Kurallar içinde hareket eden kişi ve kurumlar, hukukun işlemesinden rahatsızlık duymazlar. Bilakis yasalara uyanlar için yasadışı faaliyetlerde bulunanların cezalandırılması onların güvenliğinin de sağlanması demektir.Yasaların işlemesi, Türkiye’nin hukuk devletine evrilmesi sadece –yasadışına- çıkanları rahatsız eder.

Gösterilen tepkiler, örgütün aslında siyasi işbirlikçilerini, hala resmi görevlerde bulunup gözü kulağı başka yerlerde olanların kimler olduğunu ortaya koyuyor.

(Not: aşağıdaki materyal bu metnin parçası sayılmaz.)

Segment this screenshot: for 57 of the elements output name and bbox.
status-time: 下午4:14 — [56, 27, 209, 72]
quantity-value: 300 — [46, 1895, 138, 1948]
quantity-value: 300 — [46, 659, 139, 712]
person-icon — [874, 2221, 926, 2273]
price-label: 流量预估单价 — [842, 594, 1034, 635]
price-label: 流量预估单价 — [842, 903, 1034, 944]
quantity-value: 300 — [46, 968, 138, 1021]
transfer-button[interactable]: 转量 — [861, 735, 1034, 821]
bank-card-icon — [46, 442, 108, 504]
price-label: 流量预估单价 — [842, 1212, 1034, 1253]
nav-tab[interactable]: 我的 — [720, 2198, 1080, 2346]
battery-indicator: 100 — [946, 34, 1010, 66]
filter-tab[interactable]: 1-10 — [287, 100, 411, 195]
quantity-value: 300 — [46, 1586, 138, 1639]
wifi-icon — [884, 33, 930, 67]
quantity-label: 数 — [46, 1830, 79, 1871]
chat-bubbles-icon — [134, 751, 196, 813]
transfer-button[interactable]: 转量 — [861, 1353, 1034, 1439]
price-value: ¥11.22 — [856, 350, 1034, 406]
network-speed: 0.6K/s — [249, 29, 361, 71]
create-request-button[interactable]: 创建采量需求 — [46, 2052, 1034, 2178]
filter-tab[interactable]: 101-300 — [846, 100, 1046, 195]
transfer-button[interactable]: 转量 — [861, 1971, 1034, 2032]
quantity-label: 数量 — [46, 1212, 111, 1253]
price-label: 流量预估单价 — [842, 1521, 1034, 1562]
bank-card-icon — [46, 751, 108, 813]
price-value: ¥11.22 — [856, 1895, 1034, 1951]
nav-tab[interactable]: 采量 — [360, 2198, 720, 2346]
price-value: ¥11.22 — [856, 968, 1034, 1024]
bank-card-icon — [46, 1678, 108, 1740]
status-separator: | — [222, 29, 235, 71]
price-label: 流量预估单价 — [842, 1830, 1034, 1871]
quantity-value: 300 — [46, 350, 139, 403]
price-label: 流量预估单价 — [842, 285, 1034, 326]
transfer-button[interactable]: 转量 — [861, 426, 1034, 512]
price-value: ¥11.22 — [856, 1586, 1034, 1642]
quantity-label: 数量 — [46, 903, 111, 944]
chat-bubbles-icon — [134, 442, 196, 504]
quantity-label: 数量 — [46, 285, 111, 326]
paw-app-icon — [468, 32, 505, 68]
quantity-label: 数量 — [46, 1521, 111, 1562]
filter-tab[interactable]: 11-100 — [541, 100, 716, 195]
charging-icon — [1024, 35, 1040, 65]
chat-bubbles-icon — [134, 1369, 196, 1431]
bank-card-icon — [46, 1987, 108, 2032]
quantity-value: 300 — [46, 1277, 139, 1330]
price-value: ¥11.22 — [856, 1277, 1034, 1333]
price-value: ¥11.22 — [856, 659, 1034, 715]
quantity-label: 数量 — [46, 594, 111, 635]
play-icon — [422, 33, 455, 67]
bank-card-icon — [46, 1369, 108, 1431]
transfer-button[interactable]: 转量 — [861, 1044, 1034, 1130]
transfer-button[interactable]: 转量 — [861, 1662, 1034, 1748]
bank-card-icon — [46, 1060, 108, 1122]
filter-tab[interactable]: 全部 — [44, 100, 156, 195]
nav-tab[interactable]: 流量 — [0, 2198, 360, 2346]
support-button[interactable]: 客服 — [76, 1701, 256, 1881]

Tepki göstermeden önce herkesin şu suallerin cevabını vermesi lazım:Bir Yarbay’ın Sapanca’daki evinde 22 tane el bombası,5 tane tabancanın bulunması normal mi? Yargı bunun hesabını sormamalı mıdır? Gözaltına alınanlardan biri Apo’nun kan kardeşi, dava arkadaşı Yalçın Küçük. Bu kişinin Almanya’da PKK terör örgütünün düzenlediği bir salon toplantısında eline tutuşturulan ve ölen PKK militanlarını şehit olarak niteleyip onlara selam gönderen tavrı normal mi? Böyle bir kişiye sahip çıkmanın onun hamiliğine soyunmanın neresi Atatürkçülüğe, laikliğe sığar. Atatürkçülük ne zamandan beri Apo’culuk oldu? Bu kişinin Apo’ya suikast hazırlığında olan güvenlik kuvvetlerinin hazırlıklarını önceden terör örgütü liderine haber verip, Türkiye’nin terör mücadelesine verdiği zararı, artık herkes biliyor..Buna mı sahip çıkacağız? Hani üniter devlet hassasiyeti, hani milli bütünlük endişesi, hani terörle mücadele kararlılığı?Onun için herkes pozisyonunu bir defa daha gözden geçirmelidir.Kimse oturduğu makamdan, geldiği görevden dolayı la yüsel olduğunu düşünmemelidir.Eğer bir hukuk devleti olacaksak,hukukun her alanı denetleyebilmesinin önünü açmalıyız.Operasyondan sonra başta Yargıtay olmak üzere bazı kurumların gösterdiği dolaylı tepkiler, gece yarılarına kadar süren –baskı kurma maksadına matuf- toplantılar,doğru olmamıştır.Gözaltılar, gözaltına alınanlardan başka hiç kimseyi yıpratmaz.İki askerin göz altına alınması ordu demek olmadığı gibi, bir hukukçunun evinin aranması da bütün bir yargı kurumunun töhmet altında bırakılması demek değildir.Suçun şahsiliği evrensel bir hukuk kuralıdır.Kimsenin günahı kimseye fatura edilemez.iki asker, iki asker demektir.Eğer birkaç muvazzaf gözaltına alındı diye TSK’nın itibarının zedeleneceğini düşünen varsa yanılıyor. Türk toplumu bu tür genellemelerin doğru olmadığını bilen bir şuur düzeyine sahiptir. Ama ne hikmetse bu genellemeleri en çok bu genellemelerden rahatsız olduğunu söyleyenler yapıyor.Kimse birkaç kişinin yanlışını umuma teşmil ederek, bundan nemalanamaz.Sivil de, askerde, poliste, yargıçta hukuka uymakla mükelleftir.Yasaları ihlal edenlere bekçilik yapmak hiçbir kuruma fayda getirmez.Bu operasyon sonuna kadar gitmeli, devlet içinde devletçikler kuranlardan hesap sorulmalıdır.